On macOS, Sentinel automatically loads AppleAccelerate.jl to replace OpenBLAS with Apple's Accelerate framework for BLAS and LAPACK operations:

julia
@static if Sys.isapple()
    using AppleAccelerate
end

This provides two benefits:

  1. ~13% faster sparse LU factorization. Accelerate's LAPACK is optimized for Apple Silicon's memory hierarchy and produces measurably faster LU factorization than OpenBLAS for the complex-valued sparse matrices in Sentinel.

  2. Eliminates OpenBLAS multi-threading pathology. OpenBLAS with multiple BLAS threads is slower than single-threaded for the small per-zone matrices in zone decomposition (overhead exceeds benefit). Accelerate's threading model does not exhibit this pathology, so BLAS.set_num_threads(1) is not needed when using Accelerate.

AppleAccelerate is loaded automatically –- no user configuration required.

Usage Example

julia
using Sentinel
using Metal

# Create the gradient backend
backend = KAGradientBackend(MetalBackend())

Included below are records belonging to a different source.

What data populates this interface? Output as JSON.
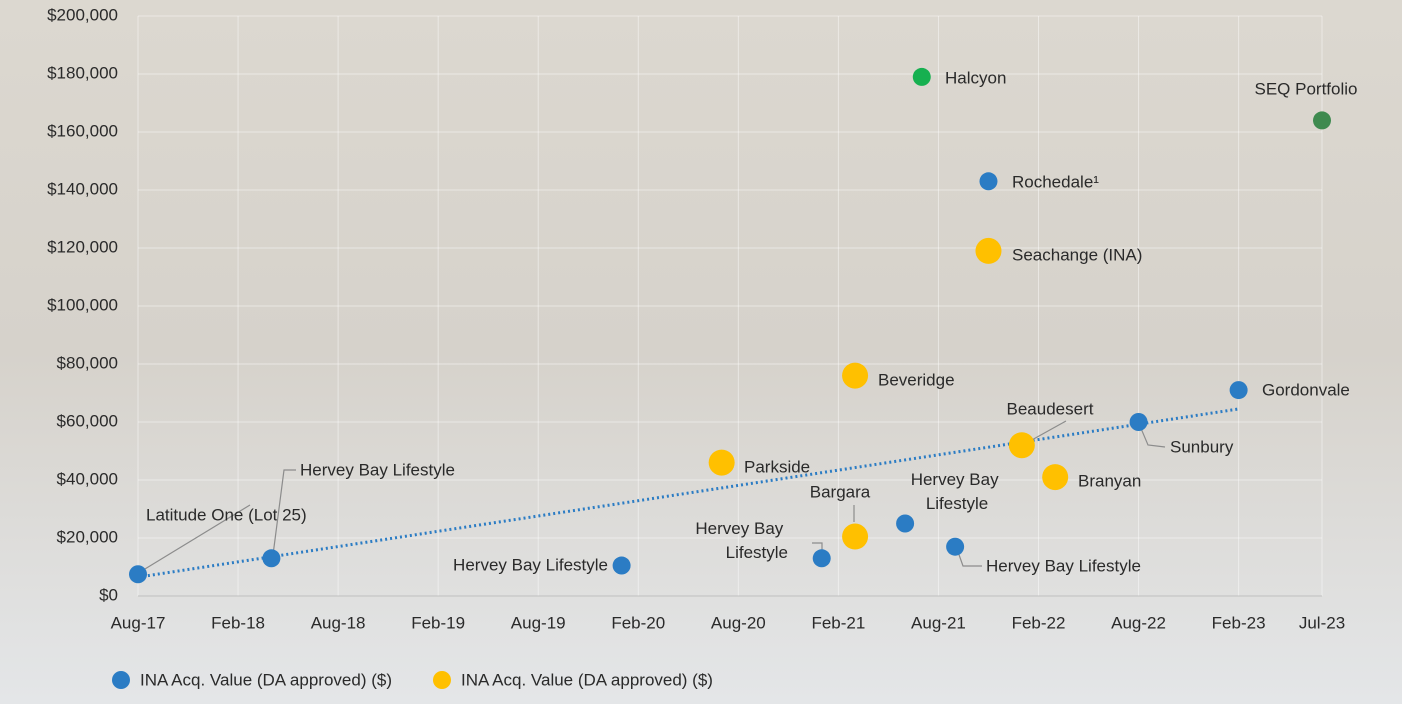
{
  "chart_data": {
    "type": "scatter",
    "xlim": [
      "2017-08",
      "2023-07"
    ],
    "xticks": [
      {
        "value": "2017-08",
        "label": "Aug-17"
      },
      {
        "value": "2018-02",
        "label": "Feb-18"
      },
      {
        "value": "2018-08",
        "label": "Aug-18"
      },
      {
        "value": "2019-02",
        "label": "Feb-19"
      },
      {
        "value": "2019-08",
        "label": "Aug-19"
      },
      {
        "value": "2020-02",
        "label": "Feb-20"
      },
      {
        "value": "2020-08",
        "label": "Aug-20"
      },
      {
        "value": "2021-02",
        "label": "Feb-21"
      },
      {
        "value": "2021-08",
        "label": "Aug-21"
      },
      {
        "value": "2022-02",
        "label": "Feb-22"
      },
      {
        "value": "2022-08",
        "label": "Aug-22"
      },
      {
        "value": "2023-02",
        "label": "Feb-23"
      },
      {
        "value": "2023-07",
        "label": "Jul-23"
      }
    ],
    "ylim": [
      0,
      200000
    ],
    "yticks": [
      {
        "value": 0,
        "label": "$0"
      },
      {
        "value": 20000,
        "label": "$20,000"
      },
      {
        "value": 40000,
        "label": "$40,000"
      },
      {
        "value": 60000,
        "label": "$60,000"
      },
      {
        "value": 80000,
        "label": "$80,000"
      },
      {
        "value": 100000,
        "label": "$100,000"
      },
      {
        "value": 120000,
        "label": "$120,000"
      },
      {
        "value": 140000,
        "label": "$140,000"
      },
      {
        "value": 160000,
        "label": "$160,000"
      },
      {
        "value": 180000,
        "label": "$180,000"
      },
      {
        "value": 200000,
        "label": "$200,000"
      }
    ],
    "grid": true,
    "legend": "bottom",
    "series": [
      {
        "name": "INA Acq. Value (DA approved) ($)",
        "color": "#2b7cc4",
        "size": 9,
        "x": [
          "2017-08",
          "2018-04",
          "2020-01",
          "2021-01",
          "2021-06",
          "2021-09",
          "2021-11",
          "2022-08",
          "2023-02"
        ],
        "values": [
          7500,
          13000,
          10500,
          13000,
          25000,
          17000,
          143000,
          60000,
          71000
        ],
        "labels": [
          "Latitude One (Lot 25)",
          "Hervey Bay Lifestyle",
          "Hervey Bay Lifestyle",
          "Hervey Bay Lifestyle",
          "Hervey Bay Lifestyle",
          "Hervey Bay Lifestyle",
          "Rochedale¹",
          "Sunbury",
          "Gordonvale"
        ]
      },
      {
        "name": "INA Acq. Value (DA approved) ($)",
        "color": "#ffc000",
        "size": 13,
        "x": [
          "2020-07",
          "2021-03",
          "2021-03",
          "2021-11",
          "2022-01",
          "2022-03"
        ],
        "values": [
          46000,
          20500,
          76000,
          119000,
          52000,
          41000
        ],
        "labels": [
          "Parkside",
          "Bargara",
          "Beveridge",
          "Seachange (INA)",
          "Beaudesert",
          "Branyan"
        ]
      },
      {
        "color": "#16b050",
        "size": 9,
        "x": [
          "2021-07"
        ],
        "values": [
          179000
        ],
        "labels": [
          "Halcyon"
        ]
      },
      {
        "color": "#3e8a4f",
        "size": 9,
        "x": [
          "2023-07"
        ],
        "values": [
          164000
        ],
        "labels": [
          "SEQ Portfolio"
        ]
      }
    ],
    "trendline": {
      "color": "#2b7cc4",
      "x": [
        "2017-08",
        "2023-02"
      ],
      "values": [
        6500,
        64500
      ]
    }
  }
}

# Run batched GPU zone decomposition
material, disp, state = zone_decomposition_solve_batched_gpu!(
    material, grid, dh, gp2mtrs, meshes, meas, bcs, model, omega, rho, config;
    gradient_backend = backend,
    verbose = true
)

The gradient_backend keyword tells the batched driver to offload Phase 2 (gradient computation) to the Metal GPU. Phases 1 and 3 (forward/adjoint solves and line search) run on CPU threads.

For CPU-only execution with Accelerate benefits, simply omit the gradient_backend keyword –- AppleAccelerate loads automatically on macOS.

Performance

Best measured performance on a Mac Studio M2 Max (12 GPU cores, 64 GB RAM) for the MGH brain MRE dataset (276 zones, ~500 elements per zone):

ConfigurationTime per global iteration
Serial, OpenBLAS, 1 thread~850 s
Serial, Accelerate, 1 thread~740 s
Threaded (8), Accelerate, CPU gradient~120 s
Threaded (8), Accelerate, Metal gradient~98 s

The Metal gradient kernel saves approximately 18% compared to CPU gradient when combined with 8-thread CPU phases. The majority of per-iteration time is spent in linear solves (forward + adjoint), which remain on CPU.

Extension: SentinelMetalExt

The SentinelMetalExt package extension provides two methods that integrate Metal into the KernelAbstractions dispatch system:

julia
# Float type: Metal only supports Float32
Sentinel._gpu_float_type(::MetalBackend) = Float32

# Array transfer: convert CPU arrays to MtlArray on the Metal device
Sentinel._to_gpu_array(::MetalBackend, x::AbstractArray) = MtlArray(x)

These are called internally by the batched driver and gradient kernel infrastructure. Users interact with the Metal backend through KAGradientBackend(MetalBackend()) and do not call these functions directly.

Limitations

  • No GPU linear solves. Float32 precision is insufficient for FEM stiffness matrix factorization. All linear algebra remains on CPU.

  • No sparse operations on GPU. Metal does not provide sparse matrix libraries comparable to cuSPARSE.

  • Gradient only. The GPU acceleration is limited to the gradient kernel (Phase 2 of the batched driver).

For full GPU offload including linear solves and batched factorization, see the CUDA Backend.